No one wants to bust out in the first 15 minutes, especially if this is the only event you're playing, but if it's a good spot, you've got to take it. Remember, the odds aren't in your favour, and good spots aren't going to come around often. The only way you're going to have a chance at final tabling is to build up a big stack and give some action.

It's also imperative to realize these tournaments have a fast structure early, but things slow down as you get deeper in the tournament. So, build a stack when everyone is busting out like crazy in the beginning, and you can capitalize on it later. When you make day two or even day three in these events, the tournament structure is a lot smoother, so don't stress in the beginning. Just pick your spots well, and aim to double up a couple times to give yourself a nice cushion later on. If you can get your stack up to 20K early in the event, giving action and gambling a bit, then you can enjoy the luxury of a slower, more relaxed game as play wears on. You don't have to gamble as much, or give as much play unless you're up against a player who you've established a relationship with or are pitted against some sicko gambler and you know you can snag a big pot. 

You're also going to want to focus on playing pots against weak players. If you have pros at your table, or really strong players, you don't want to go out of your way to play pots with them unless a situation arises where you know you have to engage. Instead, focus on playing against the three or four weak players at the table who you can get chips from and who will bust out sooner rather than later. Again, this is why it's important to show up in the early stages so you can get these reads. 

Also, open up when the antes kick in. I talk about this in the MTT Strategy Guide, but it's even more important to mention in a live tournament since the antes are pretty significant. The players who are willing to raise more pots and play more pots will be rewarded. As long are you are confident in your abilities, and you're not attacking when there's a tough player in the blind who's going to defend a lot, then you will be rewarded for being there when the antes kick in. Don't shy away from loosening your raising standards a bit.

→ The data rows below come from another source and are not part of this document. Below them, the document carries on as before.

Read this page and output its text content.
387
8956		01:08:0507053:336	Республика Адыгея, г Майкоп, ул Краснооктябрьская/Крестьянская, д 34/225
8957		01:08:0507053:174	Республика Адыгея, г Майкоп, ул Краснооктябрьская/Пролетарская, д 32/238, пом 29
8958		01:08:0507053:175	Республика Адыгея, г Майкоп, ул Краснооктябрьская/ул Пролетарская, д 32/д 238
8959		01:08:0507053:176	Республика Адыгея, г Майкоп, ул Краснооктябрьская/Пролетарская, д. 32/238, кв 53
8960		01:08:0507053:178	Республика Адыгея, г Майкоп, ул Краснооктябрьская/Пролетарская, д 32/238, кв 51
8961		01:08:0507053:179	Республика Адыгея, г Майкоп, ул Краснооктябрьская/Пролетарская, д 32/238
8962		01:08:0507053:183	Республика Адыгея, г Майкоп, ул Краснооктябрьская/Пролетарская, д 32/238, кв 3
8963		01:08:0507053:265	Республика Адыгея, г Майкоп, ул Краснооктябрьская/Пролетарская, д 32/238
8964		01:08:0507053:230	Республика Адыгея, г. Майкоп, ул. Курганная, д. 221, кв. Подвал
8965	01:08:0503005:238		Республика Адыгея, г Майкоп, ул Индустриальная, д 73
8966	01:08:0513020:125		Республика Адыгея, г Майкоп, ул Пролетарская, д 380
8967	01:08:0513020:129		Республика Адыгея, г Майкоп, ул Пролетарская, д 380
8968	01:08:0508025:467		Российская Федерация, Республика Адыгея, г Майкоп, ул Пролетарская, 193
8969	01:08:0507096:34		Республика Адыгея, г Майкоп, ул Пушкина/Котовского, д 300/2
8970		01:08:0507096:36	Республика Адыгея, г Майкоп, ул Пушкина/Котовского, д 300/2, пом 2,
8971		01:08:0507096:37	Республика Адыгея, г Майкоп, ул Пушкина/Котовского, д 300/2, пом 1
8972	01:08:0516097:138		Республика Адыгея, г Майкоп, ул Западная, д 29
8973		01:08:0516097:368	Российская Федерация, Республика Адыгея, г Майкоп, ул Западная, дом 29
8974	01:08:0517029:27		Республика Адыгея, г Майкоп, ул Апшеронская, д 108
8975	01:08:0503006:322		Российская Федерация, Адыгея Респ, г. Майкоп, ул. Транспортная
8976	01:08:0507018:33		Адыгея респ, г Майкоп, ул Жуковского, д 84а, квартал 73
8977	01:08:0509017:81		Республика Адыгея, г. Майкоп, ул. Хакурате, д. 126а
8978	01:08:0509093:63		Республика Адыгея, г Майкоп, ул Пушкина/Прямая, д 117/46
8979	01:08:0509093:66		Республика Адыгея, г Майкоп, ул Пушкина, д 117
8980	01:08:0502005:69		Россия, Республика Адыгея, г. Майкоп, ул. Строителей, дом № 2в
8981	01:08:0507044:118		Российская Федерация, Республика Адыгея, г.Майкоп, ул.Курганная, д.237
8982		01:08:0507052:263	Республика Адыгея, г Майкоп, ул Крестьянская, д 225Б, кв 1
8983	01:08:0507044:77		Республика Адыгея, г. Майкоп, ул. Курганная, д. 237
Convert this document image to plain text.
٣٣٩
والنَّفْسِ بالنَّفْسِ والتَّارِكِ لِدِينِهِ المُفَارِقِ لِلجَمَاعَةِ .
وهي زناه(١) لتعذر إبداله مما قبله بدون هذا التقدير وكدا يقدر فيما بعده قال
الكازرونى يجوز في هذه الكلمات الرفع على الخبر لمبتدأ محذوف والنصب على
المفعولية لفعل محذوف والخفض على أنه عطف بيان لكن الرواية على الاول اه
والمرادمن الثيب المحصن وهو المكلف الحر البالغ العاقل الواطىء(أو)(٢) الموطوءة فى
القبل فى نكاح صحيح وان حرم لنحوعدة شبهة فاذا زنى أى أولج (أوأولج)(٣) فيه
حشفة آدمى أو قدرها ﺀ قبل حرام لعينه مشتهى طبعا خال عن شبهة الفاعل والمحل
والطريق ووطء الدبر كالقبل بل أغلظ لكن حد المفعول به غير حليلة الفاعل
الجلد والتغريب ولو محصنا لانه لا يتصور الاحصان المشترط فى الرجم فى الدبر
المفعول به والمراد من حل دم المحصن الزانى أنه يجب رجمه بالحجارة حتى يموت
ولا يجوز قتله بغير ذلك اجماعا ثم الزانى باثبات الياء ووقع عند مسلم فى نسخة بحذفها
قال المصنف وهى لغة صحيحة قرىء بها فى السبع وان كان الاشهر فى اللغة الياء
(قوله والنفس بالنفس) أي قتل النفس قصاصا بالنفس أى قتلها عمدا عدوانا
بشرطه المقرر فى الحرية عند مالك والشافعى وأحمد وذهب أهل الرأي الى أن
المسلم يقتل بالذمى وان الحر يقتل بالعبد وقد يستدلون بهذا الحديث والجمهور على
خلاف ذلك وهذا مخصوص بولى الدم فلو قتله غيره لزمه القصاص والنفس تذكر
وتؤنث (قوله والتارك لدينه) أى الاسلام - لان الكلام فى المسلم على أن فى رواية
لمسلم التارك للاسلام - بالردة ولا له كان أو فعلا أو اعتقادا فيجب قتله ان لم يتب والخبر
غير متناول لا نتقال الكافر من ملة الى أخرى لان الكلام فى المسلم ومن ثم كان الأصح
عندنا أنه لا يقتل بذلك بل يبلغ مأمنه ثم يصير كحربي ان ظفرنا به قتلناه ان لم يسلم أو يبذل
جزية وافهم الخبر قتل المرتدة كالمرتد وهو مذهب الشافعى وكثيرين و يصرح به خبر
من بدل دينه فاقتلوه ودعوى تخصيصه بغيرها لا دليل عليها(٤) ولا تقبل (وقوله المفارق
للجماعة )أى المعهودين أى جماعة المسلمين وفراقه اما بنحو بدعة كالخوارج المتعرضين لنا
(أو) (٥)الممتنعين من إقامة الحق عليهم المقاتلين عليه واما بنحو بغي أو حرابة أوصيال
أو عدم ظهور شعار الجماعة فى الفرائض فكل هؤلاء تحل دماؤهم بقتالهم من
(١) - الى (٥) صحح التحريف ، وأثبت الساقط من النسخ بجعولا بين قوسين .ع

Finally, abuse the bubbles. Notice I said bubbles, not bubble. We all know about the money bubble, and we all know about the final table bubble, but in these tournaments, because they're such a big deal to many players, people want to make it to the first break. A lot of them one to make it to day two. Many will be happy to make it to dinner break. This creates a whole lot of bubbles. So, if you're chatting someone up and they reveal they're only in town for the weekend, for this event, then you probably have a bubble going into dinner. Also, after dinner, in the late stages of play when officials announce there are only five or six hands left in the night, that’s another bubble you want to take advantage of because blinds are getting bigger and they're the easiest chips to score.

Remember, the most important thing to do is have fun. You're in Sin City! Sure, play your best, but be sure to take it all in. Relax! There is more to life than the WSOP, and while playing in it will probably be on your highlight reel, it's not the whole picture.